Dans l'ensemble, les marchés, habitués jusqu'ici à une croissance plutôt soutenue ? due aux plans de relance mis en oeuvre au lendemain de la crise financière ?, doivent maintenant faire avec la perspective d'un rythme plus faible, faute de liquidités injectées par les États. « Les actifs risqués [Ndlr : les actions] sont peut-être en train de connaître un changement fondamental de cycles, plus courts et de moindre amplitude », commentaient en début de semaine les équipes de JP Morgan dans leur dernière note.

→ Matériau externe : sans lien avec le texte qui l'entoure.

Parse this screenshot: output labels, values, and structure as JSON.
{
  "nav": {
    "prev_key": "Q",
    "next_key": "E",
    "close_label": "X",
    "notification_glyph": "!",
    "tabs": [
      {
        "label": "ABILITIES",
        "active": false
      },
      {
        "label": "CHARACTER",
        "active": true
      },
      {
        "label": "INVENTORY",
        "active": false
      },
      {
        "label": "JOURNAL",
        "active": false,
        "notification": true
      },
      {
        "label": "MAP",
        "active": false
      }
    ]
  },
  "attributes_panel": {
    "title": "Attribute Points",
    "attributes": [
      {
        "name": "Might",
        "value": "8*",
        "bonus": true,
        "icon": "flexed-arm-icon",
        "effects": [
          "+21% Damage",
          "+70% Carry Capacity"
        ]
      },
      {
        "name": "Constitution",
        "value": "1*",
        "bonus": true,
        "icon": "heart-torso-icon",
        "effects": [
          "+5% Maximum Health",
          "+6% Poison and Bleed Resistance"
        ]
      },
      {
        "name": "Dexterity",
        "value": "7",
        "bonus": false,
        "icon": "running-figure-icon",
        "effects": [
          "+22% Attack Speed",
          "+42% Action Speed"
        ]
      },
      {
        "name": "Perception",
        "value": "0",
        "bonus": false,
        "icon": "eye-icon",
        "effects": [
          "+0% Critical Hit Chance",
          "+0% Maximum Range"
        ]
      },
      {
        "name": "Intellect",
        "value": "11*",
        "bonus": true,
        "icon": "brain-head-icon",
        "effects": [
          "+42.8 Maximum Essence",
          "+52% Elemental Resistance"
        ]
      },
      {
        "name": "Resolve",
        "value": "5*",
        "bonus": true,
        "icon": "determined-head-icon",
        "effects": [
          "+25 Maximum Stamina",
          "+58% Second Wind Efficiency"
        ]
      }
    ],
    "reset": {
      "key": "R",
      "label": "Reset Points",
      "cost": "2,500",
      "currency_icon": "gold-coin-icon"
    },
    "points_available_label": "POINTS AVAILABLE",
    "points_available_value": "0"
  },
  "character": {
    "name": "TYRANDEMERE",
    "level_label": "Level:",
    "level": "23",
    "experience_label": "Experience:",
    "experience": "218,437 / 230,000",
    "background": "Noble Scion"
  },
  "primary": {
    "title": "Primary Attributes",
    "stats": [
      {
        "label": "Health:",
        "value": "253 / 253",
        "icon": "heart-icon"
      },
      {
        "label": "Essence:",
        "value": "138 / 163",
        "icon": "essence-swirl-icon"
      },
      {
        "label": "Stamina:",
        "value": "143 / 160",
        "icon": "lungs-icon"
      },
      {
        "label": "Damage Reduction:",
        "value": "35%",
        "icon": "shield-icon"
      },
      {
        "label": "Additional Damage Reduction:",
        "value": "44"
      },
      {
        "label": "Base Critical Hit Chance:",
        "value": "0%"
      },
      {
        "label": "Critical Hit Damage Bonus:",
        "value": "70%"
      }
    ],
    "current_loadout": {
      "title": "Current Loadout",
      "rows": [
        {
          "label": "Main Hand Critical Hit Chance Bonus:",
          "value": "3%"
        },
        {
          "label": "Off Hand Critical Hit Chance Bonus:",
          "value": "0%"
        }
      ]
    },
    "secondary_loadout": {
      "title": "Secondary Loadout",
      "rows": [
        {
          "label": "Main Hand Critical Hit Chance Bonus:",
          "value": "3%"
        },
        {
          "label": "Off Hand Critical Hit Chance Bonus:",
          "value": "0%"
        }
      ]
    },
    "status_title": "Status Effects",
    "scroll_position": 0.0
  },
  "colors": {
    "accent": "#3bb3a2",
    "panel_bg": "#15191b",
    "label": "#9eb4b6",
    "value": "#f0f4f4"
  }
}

Les banques européennes dans le collimateur de la FED

Les annonces alarmistes de la Fed sur le niveau de liquidité des banques européennes ont ajouté de l'huile sur les charbons déjà ardents des marchés. L'indice sectoriel bancaire du Stoxx 600 dévissait ainsi de 6,88 % ce jeudi. Et Société Générale a de nouveau été le bouc émissaire des marchés. À la clôture, la banque au logo rouge et noir abandonnait 12,34 %, suivie par Crédit Agricole (- 7,12 %) et BNP Paribas (- 6,76 %). Les banques françaises n'ont pas été les seules à plonger. Barclays et HSBC ont terminé dans le rouge, respectivement à - 11,47 % et - 5,98 %. Même scénario à Madrid, où BBVA a perdu 5,76 % et à Milan, où Intesa Sanpaolo et UniCredit ont chuté de 9,26 % et 7,41 %. À Francfort, Commerzbank a reculé de 10,42 % et Deutsche Bank de 7,02 %. Grande perdante de la journée, Dexia a terminé à - 13,02 %.

En cause : la Réserve fédérale de New York qui pointe du doigt les filiales de banques européennes implantées sur le sol américain, rapporte le « Wall Street Journal » (WSJ) jeudi. La Fed craint notamment la contagion de la crise de la dette des pays de la zone euro au système bancaire américain. Doutant de la capacité des établissements européens à se refinancer et à poursuivre leur activité quotidienne, elle souhaite obtenir davantage d'informations sur leur niveau de liquidités. Les dirigeants de la Fed ont donc convoqué à ce sujet les représentants des banques européennes installées aux États-Unis. Selon le « WSJ », le régulateur américain s'inquiète du fait que les banques européennes en difficulté pourraient puiser dans les fonds de leurs filiales américaines et les laisser exsangues.

Le quotidien relate même que certains établissements pourraient avoir à restructurer leurs filiales américaines pour en faire des « organisations autofinancées ». Ce, afin qu'elles soient moins dépendantes des éventuelles difficultés de leur maison mère.

Jusqu'à présent, les banques étrangères n'ont pas eu de problème à se refinancer, en partie grâce au programme d'achat d'obligations de la Fed de 600 milliards de dollars. Sauf que celui-ci est aujourd'hui terminé.

Selon Morgan Stanley, les banques européennes ont satisfait leurs besoins de liquidités à 90 % pour 2011, mais elles devront encore lever 80 milliards d'euros d'ici à la fin de l'année. Par ailleurs, leur niveau de liquidités a fondu ces dernières semaines. Selon les données de la Fed citées dans le « WSJ », les banques étrangères avaient amassé 900 milliards de dollars de réserves mi-juillet. Au 3 août, celles-ci ne se montaient plus qu'à 758 milliards de dollars. Jean-Claude Trichet, gouverneur de la Banque centrale européenne, avait en outre annoncé le 4 août une opération exceptionnelle de prêt sur six mois aux banques, en réaction aux « tensions renouvelées sur certains marchés de la zone euro ».